Para o administrador, a legislação estadual formalizou uma prática que muitos estabelecimentos já adotavam. “Na minha avaliação, o setor consegue se organizar bem, mas isso vai muito da filosofia de cada gestor. A lei garante um padrão mínimo de acesso”, avalia.

Agilidade, tecnologia e acolhimento

Também na capital paraense, o chefe de cozinha e proprietário Eduardo Cravo, 53 anos, também aposta na convivência entre os formatos em seu estabelecimento. “Utilizamos tanto o cardápio digital quanto o físico por conta da praticidade e da agilidade no atendimento. O digital trouxe ganhos importantes, como a possibilidade de atender vários clientes ao mesmo tempo”, afirma.

Cravo destaca que a tecnologia ampliou a produtividade da equipe, inclusive com ferramentas automatizadas de atendimento. “Isso fez muita diferença na rapidez e na qualidade do serviço”, diz. Ainda assim, manter o cardápio impresso foi uma escolha estratégica. “Algumas pessoas têm dificuldade em lidar com a tecnologia. Para não deixar esses clientes sem atendimento de qualidade, preferimos manter o modelo tradicional também”, explica.

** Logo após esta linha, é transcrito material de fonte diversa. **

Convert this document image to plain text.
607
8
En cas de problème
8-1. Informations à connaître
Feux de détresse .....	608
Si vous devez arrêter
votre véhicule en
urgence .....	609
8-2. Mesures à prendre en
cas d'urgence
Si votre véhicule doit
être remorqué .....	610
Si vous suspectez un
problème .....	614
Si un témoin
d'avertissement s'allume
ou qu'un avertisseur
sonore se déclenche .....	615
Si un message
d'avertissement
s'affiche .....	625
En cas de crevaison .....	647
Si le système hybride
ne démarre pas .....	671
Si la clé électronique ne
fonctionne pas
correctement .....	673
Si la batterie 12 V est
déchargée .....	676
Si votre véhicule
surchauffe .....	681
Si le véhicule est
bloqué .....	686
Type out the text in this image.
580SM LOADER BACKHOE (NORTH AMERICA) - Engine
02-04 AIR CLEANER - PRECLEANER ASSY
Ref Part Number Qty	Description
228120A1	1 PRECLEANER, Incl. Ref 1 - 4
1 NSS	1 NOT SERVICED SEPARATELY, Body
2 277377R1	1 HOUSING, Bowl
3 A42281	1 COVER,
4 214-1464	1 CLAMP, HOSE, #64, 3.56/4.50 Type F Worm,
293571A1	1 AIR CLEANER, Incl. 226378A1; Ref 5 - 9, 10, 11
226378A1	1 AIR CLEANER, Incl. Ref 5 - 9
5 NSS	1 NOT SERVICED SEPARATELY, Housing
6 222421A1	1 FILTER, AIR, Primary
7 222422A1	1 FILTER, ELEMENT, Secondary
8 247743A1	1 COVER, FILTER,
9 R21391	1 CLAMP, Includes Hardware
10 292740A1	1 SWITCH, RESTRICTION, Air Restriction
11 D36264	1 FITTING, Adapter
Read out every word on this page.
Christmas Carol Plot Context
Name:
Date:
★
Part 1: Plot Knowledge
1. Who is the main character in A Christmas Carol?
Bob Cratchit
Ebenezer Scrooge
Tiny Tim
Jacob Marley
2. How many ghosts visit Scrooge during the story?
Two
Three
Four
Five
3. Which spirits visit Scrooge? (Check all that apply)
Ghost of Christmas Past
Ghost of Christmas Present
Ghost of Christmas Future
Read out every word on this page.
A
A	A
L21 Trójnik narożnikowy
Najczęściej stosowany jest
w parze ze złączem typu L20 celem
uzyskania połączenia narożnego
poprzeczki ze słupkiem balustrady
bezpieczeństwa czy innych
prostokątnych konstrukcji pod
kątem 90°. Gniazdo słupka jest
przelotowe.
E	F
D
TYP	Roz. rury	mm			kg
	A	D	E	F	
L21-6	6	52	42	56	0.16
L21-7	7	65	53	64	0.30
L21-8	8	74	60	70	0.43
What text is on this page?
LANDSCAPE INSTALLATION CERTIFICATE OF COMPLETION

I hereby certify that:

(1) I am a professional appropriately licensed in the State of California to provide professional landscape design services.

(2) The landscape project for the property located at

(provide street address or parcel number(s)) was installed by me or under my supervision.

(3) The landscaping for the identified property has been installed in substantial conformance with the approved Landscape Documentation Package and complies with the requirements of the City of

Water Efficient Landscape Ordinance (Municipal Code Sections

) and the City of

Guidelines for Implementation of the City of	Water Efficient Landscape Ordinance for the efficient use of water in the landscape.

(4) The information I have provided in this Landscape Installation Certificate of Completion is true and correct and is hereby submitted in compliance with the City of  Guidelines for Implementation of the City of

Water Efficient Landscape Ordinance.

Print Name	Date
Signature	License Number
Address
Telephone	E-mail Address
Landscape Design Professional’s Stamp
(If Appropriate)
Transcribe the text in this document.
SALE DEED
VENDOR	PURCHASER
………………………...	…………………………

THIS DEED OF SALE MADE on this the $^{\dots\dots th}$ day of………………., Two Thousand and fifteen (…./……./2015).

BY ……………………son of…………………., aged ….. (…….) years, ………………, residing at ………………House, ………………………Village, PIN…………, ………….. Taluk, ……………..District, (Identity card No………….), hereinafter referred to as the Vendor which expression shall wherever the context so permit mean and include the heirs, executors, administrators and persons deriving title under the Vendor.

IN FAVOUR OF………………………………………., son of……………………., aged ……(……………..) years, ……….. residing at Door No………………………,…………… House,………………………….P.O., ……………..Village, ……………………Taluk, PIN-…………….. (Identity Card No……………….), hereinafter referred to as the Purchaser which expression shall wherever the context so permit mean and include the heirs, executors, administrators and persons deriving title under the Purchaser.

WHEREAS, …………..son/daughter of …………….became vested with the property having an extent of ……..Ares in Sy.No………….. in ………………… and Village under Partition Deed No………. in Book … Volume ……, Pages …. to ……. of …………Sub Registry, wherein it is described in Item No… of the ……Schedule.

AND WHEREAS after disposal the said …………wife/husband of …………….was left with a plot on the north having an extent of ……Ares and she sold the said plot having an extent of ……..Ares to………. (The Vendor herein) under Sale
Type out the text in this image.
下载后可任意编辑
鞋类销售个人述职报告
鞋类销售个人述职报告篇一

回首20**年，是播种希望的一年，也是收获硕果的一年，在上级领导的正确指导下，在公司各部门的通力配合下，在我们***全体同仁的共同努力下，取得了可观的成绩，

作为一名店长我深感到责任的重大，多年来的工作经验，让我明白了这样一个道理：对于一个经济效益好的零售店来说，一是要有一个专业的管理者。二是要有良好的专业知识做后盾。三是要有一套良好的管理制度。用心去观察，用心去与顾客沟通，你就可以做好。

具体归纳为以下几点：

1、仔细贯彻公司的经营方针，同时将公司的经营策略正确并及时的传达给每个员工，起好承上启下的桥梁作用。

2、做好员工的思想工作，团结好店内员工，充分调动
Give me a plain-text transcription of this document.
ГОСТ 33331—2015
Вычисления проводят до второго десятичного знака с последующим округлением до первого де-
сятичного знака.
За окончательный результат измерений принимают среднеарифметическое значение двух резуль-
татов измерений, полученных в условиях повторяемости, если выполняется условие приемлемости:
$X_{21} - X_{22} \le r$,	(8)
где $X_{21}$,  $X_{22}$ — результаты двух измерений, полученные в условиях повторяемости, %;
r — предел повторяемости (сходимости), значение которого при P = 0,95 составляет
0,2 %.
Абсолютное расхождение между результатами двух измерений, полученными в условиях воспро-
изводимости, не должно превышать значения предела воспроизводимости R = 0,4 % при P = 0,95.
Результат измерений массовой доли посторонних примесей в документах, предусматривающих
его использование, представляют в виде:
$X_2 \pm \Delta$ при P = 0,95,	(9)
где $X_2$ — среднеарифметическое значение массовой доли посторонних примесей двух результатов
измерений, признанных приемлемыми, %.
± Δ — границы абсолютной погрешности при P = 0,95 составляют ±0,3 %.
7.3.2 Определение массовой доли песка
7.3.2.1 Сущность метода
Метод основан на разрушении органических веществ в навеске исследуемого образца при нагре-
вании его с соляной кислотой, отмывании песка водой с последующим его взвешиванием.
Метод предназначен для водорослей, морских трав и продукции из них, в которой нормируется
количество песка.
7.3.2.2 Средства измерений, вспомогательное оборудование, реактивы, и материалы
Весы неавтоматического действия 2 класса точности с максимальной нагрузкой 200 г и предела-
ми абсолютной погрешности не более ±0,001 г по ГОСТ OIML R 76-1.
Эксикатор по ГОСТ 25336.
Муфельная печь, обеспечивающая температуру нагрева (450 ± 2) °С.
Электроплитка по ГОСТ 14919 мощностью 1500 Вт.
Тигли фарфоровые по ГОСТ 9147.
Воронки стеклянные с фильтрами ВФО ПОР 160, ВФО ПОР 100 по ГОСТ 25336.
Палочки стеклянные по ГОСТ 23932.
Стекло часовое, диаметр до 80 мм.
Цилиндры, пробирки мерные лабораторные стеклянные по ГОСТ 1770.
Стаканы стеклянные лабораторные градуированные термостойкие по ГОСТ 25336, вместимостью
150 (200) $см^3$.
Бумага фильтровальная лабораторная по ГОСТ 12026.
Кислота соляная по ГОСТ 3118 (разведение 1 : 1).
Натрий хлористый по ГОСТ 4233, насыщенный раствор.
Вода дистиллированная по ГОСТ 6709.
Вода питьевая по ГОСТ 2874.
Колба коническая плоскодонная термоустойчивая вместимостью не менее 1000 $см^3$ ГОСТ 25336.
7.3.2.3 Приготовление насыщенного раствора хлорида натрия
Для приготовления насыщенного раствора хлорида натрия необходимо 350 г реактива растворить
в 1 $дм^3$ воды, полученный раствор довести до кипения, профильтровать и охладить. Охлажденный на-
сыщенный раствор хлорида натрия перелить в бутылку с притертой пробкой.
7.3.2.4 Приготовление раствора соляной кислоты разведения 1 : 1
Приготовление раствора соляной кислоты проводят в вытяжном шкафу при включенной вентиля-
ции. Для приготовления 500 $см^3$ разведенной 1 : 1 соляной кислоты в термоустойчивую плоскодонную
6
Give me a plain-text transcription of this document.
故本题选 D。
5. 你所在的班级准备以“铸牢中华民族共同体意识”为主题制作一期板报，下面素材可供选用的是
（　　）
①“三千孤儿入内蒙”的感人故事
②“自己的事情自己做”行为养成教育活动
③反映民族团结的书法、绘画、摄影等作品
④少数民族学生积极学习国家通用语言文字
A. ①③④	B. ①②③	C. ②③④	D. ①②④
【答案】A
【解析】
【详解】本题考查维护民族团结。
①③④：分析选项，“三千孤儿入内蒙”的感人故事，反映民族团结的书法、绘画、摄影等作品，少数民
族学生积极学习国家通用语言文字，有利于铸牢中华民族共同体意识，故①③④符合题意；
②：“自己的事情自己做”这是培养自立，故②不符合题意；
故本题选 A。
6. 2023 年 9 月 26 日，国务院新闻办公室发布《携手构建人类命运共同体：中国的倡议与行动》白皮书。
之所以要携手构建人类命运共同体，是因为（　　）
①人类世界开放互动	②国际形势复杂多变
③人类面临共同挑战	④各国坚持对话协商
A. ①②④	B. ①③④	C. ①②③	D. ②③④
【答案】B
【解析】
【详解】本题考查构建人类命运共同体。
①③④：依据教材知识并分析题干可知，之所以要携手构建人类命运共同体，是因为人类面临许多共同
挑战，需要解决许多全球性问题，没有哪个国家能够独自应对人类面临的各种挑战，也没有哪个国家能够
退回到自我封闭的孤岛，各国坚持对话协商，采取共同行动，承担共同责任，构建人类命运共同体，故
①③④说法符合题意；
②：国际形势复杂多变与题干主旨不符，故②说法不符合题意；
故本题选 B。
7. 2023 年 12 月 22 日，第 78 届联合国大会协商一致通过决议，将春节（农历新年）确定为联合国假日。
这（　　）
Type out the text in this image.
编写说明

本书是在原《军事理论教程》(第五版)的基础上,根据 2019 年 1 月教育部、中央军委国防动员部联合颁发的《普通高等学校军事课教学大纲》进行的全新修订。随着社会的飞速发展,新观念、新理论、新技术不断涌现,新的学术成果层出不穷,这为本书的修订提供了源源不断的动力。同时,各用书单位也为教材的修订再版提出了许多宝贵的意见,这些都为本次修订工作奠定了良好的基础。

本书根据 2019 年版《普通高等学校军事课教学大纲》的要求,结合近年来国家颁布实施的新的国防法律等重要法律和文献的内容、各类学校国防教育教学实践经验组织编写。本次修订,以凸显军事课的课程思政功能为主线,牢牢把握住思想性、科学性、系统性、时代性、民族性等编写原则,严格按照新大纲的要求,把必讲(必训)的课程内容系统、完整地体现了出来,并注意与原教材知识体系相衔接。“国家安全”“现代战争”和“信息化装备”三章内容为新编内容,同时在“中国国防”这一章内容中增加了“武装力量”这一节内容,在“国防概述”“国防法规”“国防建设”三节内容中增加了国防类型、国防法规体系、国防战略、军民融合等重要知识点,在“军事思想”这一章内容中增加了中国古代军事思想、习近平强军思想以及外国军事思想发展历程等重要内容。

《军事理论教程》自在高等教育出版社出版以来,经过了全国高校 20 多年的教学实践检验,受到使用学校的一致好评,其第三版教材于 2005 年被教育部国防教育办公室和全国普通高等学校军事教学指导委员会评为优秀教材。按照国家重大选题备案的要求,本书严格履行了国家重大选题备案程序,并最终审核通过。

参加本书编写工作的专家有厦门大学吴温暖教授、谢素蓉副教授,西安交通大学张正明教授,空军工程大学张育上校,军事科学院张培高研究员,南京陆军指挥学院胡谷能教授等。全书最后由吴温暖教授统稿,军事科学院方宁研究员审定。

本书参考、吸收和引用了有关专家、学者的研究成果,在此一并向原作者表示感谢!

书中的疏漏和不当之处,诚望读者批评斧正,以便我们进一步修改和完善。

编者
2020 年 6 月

Os custos, segundo ele, existem em ambas as operações. “No digital, você depende da internet. Se ela falhar, o sistema não funciona. No físico, é preciso atualizar sempre que há mudança no cardápio. São despesas diferentes, mas que precisam ser consideradas”, ressalta. Quando o cliente encontra dificuldades, a equipe atua diretamente. “A gente orienta, oferece wi-fi, ajuda a acessar a plataforma. Se necessário, deixamos um número para atendimento por telefone. O importante é não deixar ninguém sem resposta”, afirma.

A experiência de quem consome

Para a professora e advogada Aline Santos, 42 anos, o cardápio físico ainda é a opção mais confortável. “Eu prefiro o impresso porque é mais fácil de manusear. Às vezes a gente está sem celular, sem bateria ou sem internet. No papel, visualizar os pratos é mais simples”, relata. 

image A professora e advogada Aline Santos avalia o cardápio físico como opção mais confortável (Carmem Helena/O Liberal)

Ela conta que a dificuldade é ainda mais evidente quando está acompanhada de familiares mais velhos. “Minha mãe usa celular, mas não tem habilidade para mexer no cardápio digital. Sempre sou eu quem faço o pedido por ela. Isso deve acontecer com muitas pessoas idosas”, observa. Aline avalia que a exclusividade do formato digital pode restringir o acesso. “Não sou contra a tecnologia, porque a gente vive na era digital. Mas quando só existe essa opção, a vida do consumidor fica mais difícil. O ideal é sempre ter as duas alternativas”, defende.